Joly’s lips continued to form the
ir fishlike O for a few seconds, then wavered and shut. He subsided slowly into one of the scattered chairs with another immense sigh.
"This—" Gideon began.
But Joly was resignedly holding uphis hand. "By Guillaume du Rocher," he said patiently, "I imagine you mean… I pray fervently you mean… some long-lost relative—of whose existence only you happen to be aware, of course— who happens to have the same name as the Guillaume du Rocher who drowned last Monday in Mont St. Michel Bay?"
"No, I don’t—"
"Because you can not mean the Guillaume du Rocher who drowned last Monday in Mont St.

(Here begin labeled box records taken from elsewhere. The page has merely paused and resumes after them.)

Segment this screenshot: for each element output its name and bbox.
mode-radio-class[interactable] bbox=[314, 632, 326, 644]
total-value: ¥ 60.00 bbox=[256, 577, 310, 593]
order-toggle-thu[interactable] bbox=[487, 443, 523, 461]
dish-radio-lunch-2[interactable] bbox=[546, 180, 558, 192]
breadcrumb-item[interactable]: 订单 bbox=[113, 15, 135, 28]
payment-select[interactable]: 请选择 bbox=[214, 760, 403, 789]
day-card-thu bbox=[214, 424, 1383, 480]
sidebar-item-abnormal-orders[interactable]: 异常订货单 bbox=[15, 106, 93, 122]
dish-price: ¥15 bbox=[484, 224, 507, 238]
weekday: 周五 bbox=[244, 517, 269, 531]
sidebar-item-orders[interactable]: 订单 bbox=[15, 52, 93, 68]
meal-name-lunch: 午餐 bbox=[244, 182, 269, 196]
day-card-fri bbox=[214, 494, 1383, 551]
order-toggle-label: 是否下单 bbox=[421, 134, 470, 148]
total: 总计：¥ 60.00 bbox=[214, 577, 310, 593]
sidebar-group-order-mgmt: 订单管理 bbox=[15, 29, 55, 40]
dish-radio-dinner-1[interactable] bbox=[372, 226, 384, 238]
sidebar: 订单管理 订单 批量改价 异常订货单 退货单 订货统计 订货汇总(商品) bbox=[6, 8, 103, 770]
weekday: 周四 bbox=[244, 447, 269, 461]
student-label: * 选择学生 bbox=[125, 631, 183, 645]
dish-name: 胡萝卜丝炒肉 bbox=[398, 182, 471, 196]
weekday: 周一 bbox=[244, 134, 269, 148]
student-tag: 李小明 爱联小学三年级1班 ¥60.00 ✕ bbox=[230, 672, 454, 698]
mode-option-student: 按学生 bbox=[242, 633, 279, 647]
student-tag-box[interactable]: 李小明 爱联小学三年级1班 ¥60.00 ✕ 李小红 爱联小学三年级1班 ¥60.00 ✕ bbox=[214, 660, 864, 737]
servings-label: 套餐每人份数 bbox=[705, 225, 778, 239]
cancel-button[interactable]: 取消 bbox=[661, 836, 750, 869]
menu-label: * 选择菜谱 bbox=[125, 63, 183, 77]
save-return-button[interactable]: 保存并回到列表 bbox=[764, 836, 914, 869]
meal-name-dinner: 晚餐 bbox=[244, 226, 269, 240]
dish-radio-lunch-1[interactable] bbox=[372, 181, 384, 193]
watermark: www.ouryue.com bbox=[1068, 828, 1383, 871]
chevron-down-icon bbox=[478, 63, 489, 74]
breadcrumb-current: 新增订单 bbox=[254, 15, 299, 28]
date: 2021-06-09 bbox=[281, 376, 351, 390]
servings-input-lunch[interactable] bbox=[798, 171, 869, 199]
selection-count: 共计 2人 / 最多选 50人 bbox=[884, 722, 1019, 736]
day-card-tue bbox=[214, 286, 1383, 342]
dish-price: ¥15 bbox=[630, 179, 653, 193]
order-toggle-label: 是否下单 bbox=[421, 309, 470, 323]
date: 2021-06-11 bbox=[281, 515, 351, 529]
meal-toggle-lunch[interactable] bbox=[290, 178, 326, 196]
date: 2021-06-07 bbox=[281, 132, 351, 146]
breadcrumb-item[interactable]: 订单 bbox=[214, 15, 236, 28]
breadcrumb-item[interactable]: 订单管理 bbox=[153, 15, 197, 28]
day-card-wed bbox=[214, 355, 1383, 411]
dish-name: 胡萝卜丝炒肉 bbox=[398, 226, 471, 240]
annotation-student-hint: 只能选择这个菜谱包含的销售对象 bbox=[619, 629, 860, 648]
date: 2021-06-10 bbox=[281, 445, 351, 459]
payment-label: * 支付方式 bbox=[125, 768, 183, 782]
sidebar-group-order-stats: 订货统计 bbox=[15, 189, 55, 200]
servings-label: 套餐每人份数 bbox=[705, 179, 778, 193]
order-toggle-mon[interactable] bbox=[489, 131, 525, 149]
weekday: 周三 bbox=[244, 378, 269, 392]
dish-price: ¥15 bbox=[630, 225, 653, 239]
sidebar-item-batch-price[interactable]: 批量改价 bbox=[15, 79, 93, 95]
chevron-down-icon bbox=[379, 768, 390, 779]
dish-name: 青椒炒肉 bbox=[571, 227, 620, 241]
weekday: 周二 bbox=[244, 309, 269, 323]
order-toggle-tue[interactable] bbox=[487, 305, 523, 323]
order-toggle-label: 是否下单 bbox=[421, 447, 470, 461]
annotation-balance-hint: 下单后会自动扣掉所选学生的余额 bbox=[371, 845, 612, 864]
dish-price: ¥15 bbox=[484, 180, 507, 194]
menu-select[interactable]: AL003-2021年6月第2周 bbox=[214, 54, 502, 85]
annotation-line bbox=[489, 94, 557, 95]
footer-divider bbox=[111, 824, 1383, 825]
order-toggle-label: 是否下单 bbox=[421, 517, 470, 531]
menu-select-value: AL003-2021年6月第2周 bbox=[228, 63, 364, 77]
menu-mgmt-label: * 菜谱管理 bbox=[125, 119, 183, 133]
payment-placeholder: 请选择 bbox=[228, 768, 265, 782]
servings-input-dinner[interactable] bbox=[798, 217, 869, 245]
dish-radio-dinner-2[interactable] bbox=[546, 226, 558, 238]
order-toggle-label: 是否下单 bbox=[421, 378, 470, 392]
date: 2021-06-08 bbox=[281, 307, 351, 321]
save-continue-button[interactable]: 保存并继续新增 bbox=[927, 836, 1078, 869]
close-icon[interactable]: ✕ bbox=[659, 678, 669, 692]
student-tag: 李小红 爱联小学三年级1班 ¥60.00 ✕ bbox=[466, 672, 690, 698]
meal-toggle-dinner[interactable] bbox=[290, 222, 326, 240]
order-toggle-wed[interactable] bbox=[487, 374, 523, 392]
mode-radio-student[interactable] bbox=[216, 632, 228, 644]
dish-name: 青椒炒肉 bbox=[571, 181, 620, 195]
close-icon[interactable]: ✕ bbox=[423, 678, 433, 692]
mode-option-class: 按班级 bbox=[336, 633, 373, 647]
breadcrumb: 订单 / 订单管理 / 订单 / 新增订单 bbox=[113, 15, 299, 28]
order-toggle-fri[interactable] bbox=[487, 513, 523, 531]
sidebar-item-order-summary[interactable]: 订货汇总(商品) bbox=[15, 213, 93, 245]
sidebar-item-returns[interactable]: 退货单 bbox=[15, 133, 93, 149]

Michel Bay, and who was publicly buried in the family cemetery at Rochebonne one day before the first of these bones—these very old bones—were found." A rare plaintive look puckered the flesh around his eyes. "Can you?"
"No, I don’t mean that Guillaume either."
"Come on, Doc," John laughed. He too dropped into one of the black plastic-and-chrome chairs. "What do you mean? Who is this guy?"
"What I mean," Gideon said, "is that unless I’m way off base the man who drowned in the bay wasn’t really Guillaume du Rocher."
Their expressions were so artlessly baffled—jaws dropping, brows soaring, like a couple of ungifted actors simulating astonishment—that he burst out laughing. In all fairness, he remarked to himself, being the Skeleton Detective of America did have its moments.
"I’m pretty sure this is the real Guillaume," he said with a glance at the skeleton, "and he’s been dead since World War II, not since last Monday."
"Well—but—" John stammered. "You said you met him yourself a couple of years ago—"
"What I met was somebody who called himself Guillaume du Rocher."
"And are we permitted to know," Joly asked, recovering his equilibrium, "how you deduced that the man who was known as Guillaume du Rocher for as long as anyone can remember—to his family, his attorney, his servants, his doctor, and scores of others who knew him well—was not the‘real’ Guillaume du Rocher?" He pulled out a fresh pack of Gitanes and tore it open; rather testily, it seemed to Gideon.